Campers enrolled in the Lincoln County Historical Association’s (LCHA) archaeology camp aren’t just playing in the dirt.
The archaeologists-in-training are learning a variety of new skills, from using a compass to laying out grids on a dig site, LCHA’s camp leader and curator of archaeology, January Porter, told the Times-News on Thursday.
Four campers are digging, sorting and exploring their campsite this week – the Kistler property in Lincolnton – where members of the family have resided for at least the last 100 years.
Among them is 11-year-old Mary Kistler, whose great-grandfather once lived in the building that lent itself for this year’s camp – a once-home that now consists of rock and sand remains that resemble a horseshoe shape.
The house was caving in and falling apart, literally, and was burned down by Kistler’s relative, she said.
Years after the demolition of the structure, enthusiastic children in dirt-covered sneakers and blue jeans with sunburned faces fish around for interesting items that may have been left behind or others that were somehow revealed over time.
So far the group hasn’t made any major discoveries, but those watching them would never guess the door hinge they found earlier this week wasn’t a hidden pot of gold.

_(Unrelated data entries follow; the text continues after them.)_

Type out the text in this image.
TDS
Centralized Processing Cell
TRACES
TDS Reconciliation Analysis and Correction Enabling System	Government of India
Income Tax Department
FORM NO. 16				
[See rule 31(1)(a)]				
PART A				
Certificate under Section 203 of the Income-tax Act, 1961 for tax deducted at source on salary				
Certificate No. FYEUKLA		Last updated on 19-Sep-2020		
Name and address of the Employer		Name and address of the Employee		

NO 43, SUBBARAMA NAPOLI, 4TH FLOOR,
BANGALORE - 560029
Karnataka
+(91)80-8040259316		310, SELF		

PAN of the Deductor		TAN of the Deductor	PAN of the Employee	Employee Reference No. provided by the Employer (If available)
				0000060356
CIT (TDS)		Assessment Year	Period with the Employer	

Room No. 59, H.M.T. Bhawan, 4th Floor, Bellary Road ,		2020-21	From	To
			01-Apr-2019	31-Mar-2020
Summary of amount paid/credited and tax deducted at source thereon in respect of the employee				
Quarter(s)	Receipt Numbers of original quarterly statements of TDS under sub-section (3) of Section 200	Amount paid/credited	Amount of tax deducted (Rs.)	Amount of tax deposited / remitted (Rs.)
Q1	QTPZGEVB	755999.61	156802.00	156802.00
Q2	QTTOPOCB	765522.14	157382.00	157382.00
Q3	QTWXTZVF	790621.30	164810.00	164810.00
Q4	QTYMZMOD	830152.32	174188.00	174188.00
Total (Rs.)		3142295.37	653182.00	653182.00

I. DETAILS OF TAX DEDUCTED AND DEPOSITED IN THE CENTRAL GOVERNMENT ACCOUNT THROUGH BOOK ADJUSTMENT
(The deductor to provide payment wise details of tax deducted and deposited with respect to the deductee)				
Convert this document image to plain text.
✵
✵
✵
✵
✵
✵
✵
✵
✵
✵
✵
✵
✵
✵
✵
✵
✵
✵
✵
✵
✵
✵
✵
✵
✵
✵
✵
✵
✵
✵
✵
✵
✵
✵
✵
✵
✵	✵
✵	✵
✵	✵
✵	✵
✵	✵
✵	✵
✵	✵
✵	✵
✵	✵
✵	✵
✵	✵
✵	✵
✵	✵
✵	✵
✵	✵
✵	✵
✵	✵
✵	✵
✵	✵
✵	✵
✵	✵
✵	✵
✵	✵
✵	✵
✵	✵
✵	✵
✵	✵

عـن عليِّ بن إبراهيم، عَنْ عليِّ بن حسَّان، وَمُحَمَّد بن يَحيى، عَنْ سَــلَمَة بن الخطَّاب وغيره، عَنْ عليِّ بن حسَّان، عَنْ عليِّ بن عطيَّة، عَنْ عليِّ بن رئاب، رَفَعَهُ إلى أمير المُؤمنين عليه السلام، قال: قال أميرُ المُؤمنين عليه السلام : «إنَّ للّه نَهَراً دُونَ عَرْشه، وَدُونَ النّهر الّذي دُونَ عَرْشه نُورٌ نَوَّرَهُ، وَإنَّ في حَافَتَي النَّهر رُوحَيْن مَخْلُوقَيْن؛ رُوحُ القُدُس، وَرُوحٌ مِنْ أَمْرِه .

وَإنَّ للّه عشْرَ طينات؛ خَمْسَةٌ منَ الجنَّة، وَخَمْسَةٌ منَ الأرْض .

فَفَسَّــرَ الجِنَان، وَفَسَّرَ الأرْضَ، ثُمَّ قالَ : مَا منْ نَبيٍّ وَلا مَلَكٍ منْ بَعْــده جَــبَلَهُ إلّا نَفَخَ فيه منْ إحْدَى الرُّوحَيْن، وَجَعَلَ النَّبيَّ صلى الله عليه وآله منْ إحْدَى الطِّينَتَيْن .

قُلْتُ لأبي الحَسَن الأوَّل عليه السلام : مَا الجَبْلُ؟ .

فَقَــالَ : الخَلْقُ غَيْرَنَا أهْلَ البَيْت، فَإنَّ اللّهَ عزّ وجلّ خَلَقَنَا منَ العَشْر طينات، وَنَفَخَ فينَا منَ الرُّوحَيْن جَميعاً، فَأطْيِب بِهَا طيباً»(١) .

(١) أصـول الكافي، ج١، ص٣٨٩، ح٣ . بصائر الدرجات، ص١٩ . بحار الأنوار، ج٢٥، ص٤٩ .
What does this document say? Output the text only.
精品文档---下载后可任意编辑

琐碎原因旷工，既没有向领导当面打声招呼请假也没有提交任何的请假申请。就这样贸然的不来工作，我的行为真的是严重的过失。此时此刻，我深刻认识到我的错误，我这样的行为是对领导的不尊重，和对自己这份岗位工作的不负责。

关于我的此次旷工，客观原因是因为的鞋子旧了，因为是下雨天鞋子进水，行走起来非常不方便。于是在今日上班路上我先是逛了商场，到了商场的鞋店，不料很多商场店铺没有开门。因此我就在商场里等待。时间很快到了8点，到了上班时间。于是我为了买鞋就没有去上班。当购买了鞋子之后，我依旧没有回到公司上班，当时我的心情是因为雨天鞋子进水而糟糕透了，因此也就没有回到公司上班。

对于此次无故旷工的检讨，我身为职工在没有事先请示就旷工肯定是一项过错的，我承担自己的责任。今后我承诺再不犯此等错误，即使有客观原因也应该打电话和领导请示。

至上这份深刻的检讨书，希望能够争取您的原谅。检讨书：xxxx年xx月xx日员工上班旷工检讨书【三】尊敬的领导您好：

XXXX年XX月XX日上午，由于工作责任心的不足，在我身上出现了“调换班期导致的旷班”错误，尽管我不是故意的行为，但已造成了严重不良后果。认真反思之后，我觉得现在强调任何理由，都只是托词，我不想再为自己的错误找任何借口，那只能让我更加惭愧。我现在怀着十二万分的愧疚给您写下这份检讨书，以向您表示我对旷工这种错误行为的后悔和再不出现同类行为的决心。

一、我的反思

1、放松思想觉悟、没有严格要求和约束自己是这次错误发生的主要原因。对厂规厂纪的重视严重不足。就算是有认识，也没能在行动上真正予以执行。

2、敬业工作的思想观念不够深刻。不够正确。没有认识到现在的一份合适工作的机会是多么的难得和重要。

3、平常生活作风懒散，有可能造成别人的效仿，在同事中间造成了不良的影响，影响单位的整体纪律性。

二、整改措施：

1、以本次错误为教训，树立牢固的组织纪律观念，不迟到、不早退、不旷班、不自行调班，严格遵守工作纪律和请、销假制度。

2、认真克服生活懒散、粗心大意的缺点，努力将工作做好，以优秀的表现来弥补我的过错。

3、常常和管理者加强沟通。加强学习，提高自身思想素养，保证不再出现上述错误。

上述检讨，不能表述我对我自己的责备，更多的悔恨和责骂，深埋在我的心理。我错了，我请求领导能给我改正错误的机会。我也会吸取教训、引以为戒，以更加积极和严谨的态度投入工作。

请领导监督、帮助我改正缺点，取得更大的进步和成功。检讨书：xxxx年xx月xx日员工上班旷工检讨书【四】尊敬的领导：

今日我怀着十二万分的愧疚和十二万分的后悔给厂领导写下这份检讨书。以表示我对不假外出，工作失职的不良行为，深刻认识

The foursome shared the excitement as they discussed the possibilities of their new treasure’s past. “Wonder if this was part of a door that used to be over here,” and ideas of what the home looked like before were shouted out as the team safely put the hinge into the appropriate Ziploc bag to clean off and further explore later.
“It’s one thing to hand the kids a piece of paper and another for them to actually see it and learn about it,” Porter said. “We’re studying what these artifacts are really telling us.”
LCHA has been hosting archaeology camps for the last five years, sometimes having up to 12 campers at a time. Porter is comfortable with the smaller-sized classes she has been having in this summer’s sessions, enabling her to give the children that extra time to explore the county’s history.
“These kids are growing up in Lincoln County and it’s important for them to know about the area,” Porter said. “Some of the first people to come here lived right on this property.”
Nails, broken glass and a red fragment that 10-year-old Justin Lynch believes to be a prehistoric crayon, are among the session-two group’s collected items found so far. As the second week of camp comes to a close, the four will tour a field to the right of their dig site, which is thought to be home to American Indian artifacts.
Last Friday, a group discovered spear tips while combing the field for items – an exciting discovery that gives Porter hope that the land will be more fruitful than the abandoned building the current group has been searching.
Though Porter suspects a majority of the items that were once found on the grounds have been washed away or perhaps already collected, she doesn’t doubt the site was once home to an array of interesting items.
In previous years, she found pieces that were dated as far back as 8,000 B.C.
Also in the vicinity is the Rhodes family Clay Hole, a pillar for the start of the pottery craze that would later be prevalent in the county. Porter intends on further exploring the Hole and other surrounding areas within the property boundaries, even after camp has ended.
After the corn has started to grow in the fall, the archaeologist plans on trekking through the area, where she believes she will find many more American Indian pieces.
“History is really important; we learn everything about what will happen in the future by knowing what happened in the past,” Porter said.
One more session will kick off Monday and will go through June 29, each camp day lasting from 9 a.m. to 1 p.m.